Noncontiguous Protein Interaction Domains in Osteopontin Contribute to Enhance HIV-1 Replication

Abstract

Osteopontin (OPN) is a proinflammatory cytokine produced by T-cells, macrophages, osteoclasts, and several other cell types, which confers immunity to many intracellular pathogens. OPN was first identified as an early marker of cellular activation of T-lymphocytes and subsequently was shown to play a role in cancer through its ability to promote cell survival and inflammation. OPN levels are elevated in the plasma and cerebrospinal fluid of HIV-infected individuals and even more so in those suffering from HIV-related neurocognitive impairment. The infiltration of monocytes and macrophages both infected and uninfected into the brain is the first step in HIV pathogenesis of the central nervous system. Inhibition of OPN in macrophages significantly impairs HIV replication. In an effort to identify and understand the role of OPN in the neuropathogenesis of HIV infection, we are using a combination of in vitro, ex vivo and in vivo approaches. In this study we have used a molecular approach and a surrogate cell culture model to identify the domains of OPN that are required to enhance HIV replication. We found that N- and C-terminal fragments, encoding multiple motifs including sequences involved in binding integrins and CD44, a domain know to promote adhesion contribute to OPN's ability to increase HIV replication. Use of inhibitors against c-Jun N-terminal kinase (JNK) and phosphoinositide 3-kinase (PI-3K) impaired the ability of OPN to increase the integrin subunit 1 or CD29 on the surface of HIV-infected and bystander cells. These results suggest that multiple OPN-regulated cellular pathways are commandeered by HIV to promote productive replication and cell-to-cell spread.

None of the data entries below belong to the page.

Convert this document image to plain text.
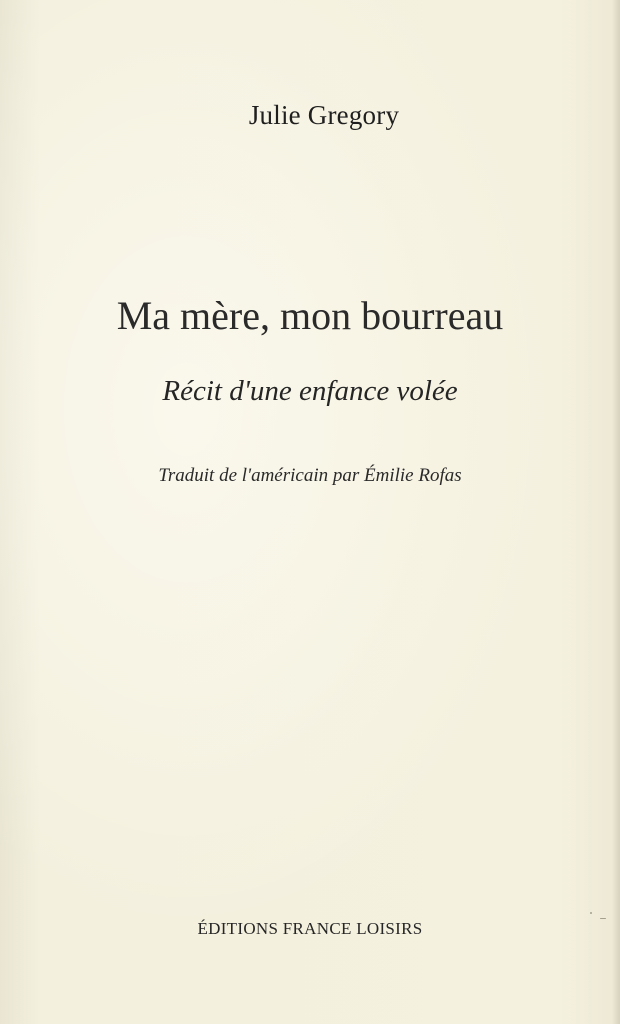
Julie Gregory
Ma mère, mon bourreau
Récit d'une enfance volée
Traduit de l'américain par Émilie Rofas
ÉDITIONS FRANCE LOISIRS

Keywords: Beta-1 integrin; CD29; CD44; JNK; Phosphoinositide-3 kinase; Secreted phosphoprotein-1; Syncytia.

Figure 1:

Schematic diagram of SPP1 deletion mutants generated by PCR and cloned into a mammalian expression vector. Osteopontin is encoded by the SPP1 gene and contains several motifs and domains: signal peptide (orange), sites for N--linked glycosylation (pink), an aspartic acid rich domain (green), sequences involved in integrin binding (turquoise and blue), cleavage by thrombin (black) or metalloproteinases (brown), calcium binding (yellow) and heparin and CD44--binding (white). The names of the truncation mutants are indicated beside each construct.

Figure 2a:

Reduction in HIV promoter activity with N--terminal truncation of SPP1. The mean fluorescent intensity (MFI) of GFP is an indirect measure of HIV--LTR promoter activity. One--way ANOVA with significance of p<.05 was used. **** p<.0001, *** p<.0005, **p<.005, * p<.05

Figure 2b:

SPP1wt and truncation mutants increase CD29 β 1 integrin subunit on HIV--infected compared to bystander GFP negative cells. The mean fluorescent intensity (MFI) of CD29, a measure of the density of the receptor on the cell surface is shown for cells not expressing SPP1 (None) and for each of the truncation mutants. One--way ANOVA with significance of p<.05 was used. **** p<.0001, *** p<.0005, **p<.005, * p<.05

Figure 3:

SPP1 deletions enhance cell--to--cell fusion. Images of TZM--bl cells transfected with SPP1wt (OPN) or the indicated SPP1 deletion mutants and infected with HIVSF162--R3 GFP after 2--3 days post--infection are shown.

Figure 4:

Inhibition of PI3K or JNK signaling inhibits the ability of SPP1 to increase CD29 β1 integrin subunit expression on HIV--infected (GFP+) and bystander cells. TZM--bl cells were first transfected with the SPP1wt expression plasmid followed by overnight infection with HIVSF162--R3 GFP. The next day the medium was changed and the inhibitors U73122 (1μM, U7), PD98059 (10μM, PD), SB203580 (10μM, SB), SP600125 (10μM, SP) and LY294002 (50μM, Ly) were added. The cells were harvested 3 days later for flow cytometric analyses of CD29 expression. One--way ANOVA with significance of p<.05 was used. **** p<.0001, *** p<.0005, **p<.005, * p<.05.